Increasing Number of Mortgage Fraud.

by Mark Johnston

                            Increasing numbers of mortgage fraud.

Reports have shown that in recent weeks with the launch of the ‘funding for lending’ scheme there has been an increase in competition from most lenders to attract new mortgage customers. However, much of this competition has been aimed at those with larger deposits.

Lenders have also tightened their borrowing criteria, particularly for those with smaller or non existing deposits and this has made it much harder for some prospective home owners to get a loan.

More than a million home owners also saw their mortgage rates increase in May 2012 and concerns were raise then that people would find it hard to switch to another deal.

The saying goes when the going gets tough, the tough get going, or they re supposed to.
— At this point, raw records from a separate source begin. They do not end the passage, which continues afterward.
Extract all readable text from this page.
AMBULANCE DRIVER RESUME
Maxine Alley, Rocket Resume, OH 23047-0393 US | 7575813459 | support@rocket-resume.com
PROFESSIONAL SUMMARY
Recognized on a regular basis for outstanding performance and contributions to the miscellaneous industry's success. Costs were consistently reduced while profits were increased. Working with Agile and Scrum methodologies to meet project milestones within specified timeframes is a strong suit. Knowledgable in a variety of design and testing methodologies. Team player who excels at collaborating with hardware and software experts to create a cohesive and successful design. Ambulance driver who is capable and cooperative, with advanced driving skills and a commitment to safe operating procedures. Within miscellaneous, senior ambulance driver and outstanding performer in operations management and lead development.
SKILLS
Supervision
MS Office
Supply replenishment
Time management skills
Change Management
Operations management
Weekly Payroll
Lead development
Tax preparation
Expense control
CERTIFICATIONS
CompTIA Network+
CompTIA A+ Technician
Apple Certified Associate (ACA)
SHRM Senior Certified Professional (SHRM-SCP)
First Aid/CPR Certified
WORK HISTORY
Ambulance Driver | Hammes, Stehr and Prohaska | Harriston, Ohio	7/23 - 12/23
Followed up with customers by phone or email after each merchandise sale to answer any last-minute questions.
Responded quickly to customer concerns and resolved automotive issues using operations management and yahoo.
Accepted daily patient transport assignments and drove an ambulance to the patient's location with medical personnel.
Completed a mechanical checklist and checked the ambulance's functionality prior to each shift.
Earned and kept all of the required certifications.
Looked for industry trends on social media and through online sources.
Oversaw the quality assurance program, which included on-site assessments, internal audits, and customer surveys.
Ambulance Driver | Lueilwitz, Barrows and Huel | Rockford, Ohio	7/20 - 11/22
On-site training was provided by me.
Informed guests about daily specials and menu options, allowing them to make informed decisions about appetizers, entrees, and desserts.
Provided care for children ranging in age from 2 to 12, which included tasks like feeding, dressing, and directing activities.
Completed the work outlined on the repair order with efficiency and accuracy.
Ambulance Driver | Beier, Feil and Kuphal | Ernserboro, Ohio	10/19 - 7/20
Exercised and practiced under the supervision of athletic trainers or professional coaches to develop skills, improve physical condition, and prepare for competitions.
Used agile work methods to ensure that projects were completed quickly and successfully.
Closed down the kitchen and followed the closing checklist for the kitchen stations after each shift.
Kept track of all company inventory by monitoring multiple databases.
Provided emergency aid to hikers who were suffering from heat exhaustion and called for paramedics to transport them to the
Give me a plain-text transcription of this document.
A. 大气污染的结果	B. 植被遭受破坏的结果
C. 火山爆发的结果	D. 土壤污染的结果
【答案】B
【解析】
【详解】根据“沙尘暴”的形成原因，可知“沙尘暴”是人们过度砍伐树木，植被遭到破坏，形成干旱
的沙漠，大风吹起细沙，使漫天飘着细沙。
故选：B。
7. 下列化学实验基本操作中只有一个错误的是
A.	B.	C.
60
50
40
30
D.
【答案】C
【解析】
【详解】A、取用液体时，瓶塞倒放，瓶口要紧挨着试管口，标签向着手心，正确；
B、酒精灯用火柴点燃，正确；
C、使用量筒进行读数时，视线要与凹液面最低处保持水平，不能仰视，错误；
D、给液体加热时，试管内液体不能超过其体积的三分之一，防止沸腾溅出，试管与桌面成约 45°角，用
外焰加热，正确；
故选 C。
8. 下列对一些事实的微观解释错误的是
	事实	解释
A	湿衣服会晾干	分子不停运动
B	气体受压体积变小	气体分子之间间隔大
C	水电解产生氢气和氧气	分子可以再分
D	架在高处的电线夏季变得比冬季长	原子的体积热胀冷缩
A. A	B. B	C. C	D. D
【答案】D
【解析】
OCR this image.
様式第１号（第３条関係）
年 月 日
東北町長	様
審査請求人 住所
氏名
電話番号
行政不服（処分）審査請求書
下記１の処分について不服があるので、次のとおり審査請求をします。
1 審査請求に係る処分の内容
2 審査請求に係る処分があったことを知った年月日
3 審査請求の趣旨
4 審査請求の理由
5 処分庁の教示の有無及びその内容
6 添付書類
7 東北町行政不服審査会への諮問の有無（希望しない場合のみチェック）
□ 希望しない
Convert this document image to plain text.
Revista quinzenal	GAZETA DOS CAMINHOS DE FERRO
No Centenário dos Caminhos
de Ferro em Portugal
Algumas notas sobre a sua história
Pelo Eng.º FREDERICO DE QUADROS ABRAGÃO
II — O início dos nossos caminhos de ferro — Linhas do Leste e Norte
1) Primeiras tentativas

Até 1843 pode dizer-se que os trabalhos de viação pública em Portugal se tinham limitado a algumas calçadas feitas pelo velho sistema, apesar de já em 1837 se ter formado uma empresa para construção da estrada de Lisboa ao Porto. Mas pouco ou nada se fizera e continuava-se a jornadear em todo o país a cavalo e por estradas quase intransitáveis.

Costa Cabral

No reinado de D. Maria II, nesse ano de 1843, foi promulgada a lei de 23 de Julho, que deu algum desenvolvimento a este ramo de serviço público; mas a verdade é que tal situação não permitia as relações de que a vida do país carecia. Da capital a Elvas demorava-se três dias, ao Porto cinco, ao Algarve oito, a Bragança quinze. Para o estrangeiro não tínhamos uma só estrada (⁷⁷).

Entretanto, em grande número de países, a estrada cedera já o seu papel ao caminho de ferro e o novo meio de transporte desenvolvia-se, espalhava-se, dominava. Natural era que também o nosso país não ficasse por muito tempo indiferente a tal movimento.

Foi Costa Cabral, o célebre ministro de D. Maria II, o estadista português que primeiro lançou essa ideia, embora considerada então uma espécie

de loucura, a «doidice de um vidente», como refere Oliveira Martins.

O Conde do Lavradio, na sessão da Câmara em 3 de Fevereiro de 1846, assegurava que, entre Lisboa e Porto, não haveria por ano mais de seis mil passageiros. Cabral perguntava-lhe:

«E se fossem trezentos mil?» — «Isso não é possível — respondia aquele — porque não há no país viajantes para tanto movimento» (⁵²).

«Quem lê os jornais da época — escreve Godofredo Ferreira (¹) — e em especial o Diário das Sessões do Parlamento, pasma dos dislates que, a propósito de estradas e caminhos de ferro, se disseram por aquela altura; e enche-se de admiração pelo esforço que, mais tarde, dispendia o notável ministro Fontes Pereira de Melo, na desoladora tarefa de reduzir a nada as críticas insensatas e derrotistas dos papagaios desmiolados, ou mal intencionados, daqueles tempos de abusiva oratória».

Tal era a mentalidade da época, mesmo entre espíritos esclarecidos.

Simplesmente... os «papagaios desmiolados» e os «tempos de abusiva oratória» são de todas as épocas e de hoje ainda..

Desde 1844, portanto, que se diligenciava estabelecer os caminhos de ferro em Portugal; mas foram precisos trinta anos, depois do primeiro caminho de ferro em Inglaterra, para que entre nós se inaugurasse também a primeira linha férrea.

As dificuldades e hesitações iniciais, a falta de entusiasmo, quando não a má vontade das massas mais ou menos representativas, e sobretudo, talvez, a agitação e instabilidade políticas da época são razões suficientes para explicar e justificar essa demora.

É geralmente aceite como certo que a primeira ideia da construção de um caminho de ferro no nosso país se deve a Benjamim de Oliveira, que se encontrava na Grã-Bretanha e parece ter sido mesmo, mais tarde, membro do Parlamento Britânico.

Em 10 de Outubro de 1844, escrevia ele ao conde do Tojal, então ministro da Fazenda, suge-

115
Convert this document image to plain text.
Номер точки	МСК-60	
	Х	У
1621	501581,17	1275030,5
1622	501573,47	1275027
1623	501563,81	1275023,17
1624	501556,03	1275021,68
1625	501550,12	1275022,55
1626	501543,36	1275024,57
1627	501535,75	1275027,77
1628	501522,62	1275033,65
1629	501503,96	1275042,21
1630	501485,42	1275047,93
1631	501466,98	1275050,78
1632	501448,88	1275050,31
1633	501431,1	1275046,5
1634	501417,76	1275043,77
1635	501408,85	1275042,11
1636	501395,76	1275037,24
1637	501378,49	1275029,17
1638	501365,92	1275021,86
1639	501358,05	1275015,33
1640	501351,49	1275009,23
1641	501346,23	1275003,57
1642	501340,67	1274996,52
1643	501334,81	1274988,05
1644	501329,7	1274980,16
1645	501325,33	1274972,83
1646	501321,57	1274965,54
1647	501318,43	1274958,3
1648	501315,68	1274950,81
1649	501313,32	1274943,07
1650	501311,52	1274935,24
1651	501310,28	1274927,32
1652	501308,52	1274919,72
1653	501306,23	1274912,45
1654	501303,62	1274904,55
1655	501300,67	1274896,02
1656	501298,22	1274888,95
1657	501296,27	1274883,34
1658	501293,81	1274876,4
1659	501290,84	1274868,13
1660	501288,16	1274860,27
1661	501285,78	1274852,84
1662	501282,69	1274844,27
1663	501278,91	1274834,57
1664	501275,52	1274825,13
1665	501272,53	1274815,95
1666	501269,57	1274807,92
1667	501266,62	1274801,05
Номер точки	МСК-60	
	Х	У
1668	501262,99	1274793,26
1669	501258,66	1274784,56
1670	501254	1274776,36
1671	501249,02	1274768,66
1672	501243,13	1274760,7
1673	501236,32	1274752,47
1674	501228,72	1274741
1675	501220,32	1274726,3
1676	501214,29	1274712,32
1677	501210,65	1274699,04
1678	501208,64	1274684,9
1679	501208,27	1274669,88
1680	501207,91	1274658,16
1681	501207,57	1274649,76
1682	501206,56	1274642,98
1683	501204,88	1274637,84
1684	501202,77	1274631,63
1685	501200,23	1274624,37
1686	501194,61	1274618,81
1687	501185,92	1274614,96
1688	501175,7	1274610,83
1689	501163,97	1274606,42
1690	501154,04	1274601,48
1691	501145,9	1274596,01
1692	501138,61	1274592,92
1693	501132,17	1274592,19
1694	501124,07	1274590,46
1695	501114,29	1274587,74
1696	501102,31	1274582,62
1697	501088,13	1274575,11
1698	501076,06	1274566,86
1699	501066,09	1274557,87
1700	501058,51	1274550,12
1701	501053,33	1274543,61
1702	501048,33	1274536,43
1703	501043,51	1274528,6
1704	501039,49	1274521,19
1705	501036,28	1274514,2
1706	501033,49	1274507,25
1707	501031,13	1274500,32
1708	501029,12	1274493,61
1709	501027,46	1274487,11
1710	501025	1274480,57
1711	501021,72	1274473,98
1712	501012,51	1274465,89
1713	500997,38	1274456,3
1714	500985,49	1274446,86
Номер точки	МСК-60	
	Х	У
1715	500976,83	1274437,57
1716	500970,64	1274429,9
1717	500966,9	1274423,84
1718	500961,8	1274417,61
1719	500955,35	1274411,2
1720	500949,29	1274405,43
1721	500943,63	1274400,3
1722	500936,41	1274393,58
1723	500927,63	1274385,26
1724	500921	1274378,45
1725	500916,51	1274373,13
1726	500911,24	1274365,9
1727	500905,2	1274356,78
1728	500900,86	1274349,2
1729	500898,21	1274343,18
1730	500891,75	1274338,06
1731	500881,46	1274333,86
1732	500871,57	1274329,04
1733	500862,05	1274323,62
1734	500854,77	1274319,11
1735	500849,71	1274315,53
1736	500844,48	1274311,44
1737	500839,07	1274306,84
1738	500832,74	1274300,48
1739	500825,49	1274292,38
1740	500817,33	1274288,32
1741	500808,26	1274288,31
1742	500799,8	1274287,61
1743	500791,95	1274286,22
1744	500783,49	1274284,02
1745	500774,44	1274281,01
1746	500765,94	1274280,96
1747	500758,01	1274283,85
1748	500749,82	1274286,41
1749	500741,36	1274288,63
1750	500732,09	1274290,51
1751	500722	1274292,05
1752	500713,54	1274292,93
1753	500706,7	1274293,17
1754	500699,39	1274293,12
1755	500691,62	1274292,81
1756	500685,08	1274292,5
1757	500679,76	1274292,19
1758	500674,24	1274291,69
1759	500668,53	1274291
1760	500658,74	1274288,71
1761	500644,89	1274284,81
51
In reality, it seems that when the going gets tough, people play dirty.

 In the light of all this it is therefore no wonder that a recent study showed that there has been a 23 per cent rise in mortgage fraud; it found that increasing numbers of potential home owners and even home owners are turning to lying about their finances in an attempt to secure a mortgage.

James Jones, head of consumer affairs at Experian, a finance firm, said “the increase certainly reflects the fact that many households are increasingly cash strapped and are resorting to ever more desperate measures”. 

The finance firms also stated that 39 in every 10,000 mortgage applications made between April and June of this year were found to be fraudulent. This figure was up from 32 during the same period in 2011.

Some experts find these figures hard to believe as mortgage lenders checks are now so scrupulous and they require copies of everything, it makes it hard to believe that so many people can forge documents!

Fraud typically involves potential borrowers inflating their employment prospects or finances or not disclosing previous addresses in a bid to conceal an adverse credit history.

Unlike other cases of fraud, mortgage fraud is a first party crime, which means people deliberately misrepresent their own circumstances to increase their chances for obtaining a mortgage.

Research has also noted that there has been an increase in cases where people gave the wrong information about the use of the property, such as saying that they intended to live in it themselves when in reality they planned to rent it  out.

Nick Mothershaw, director of identity and fraud services at Experian, said “over the course of the last year, we have seen mortgages continue to be targeted at a high rate”

Attempted savings account fraud rates has also more than doubled in the last year and this too can have an impact on the mortgage market as many fraudsters often try to use savings accounts as a platform from which they can target more lucrative credit products.

The National Fraud Authority (NFA) has estimated that the mortgage industry will loses at least £1 billion to fraud thoughout 2012.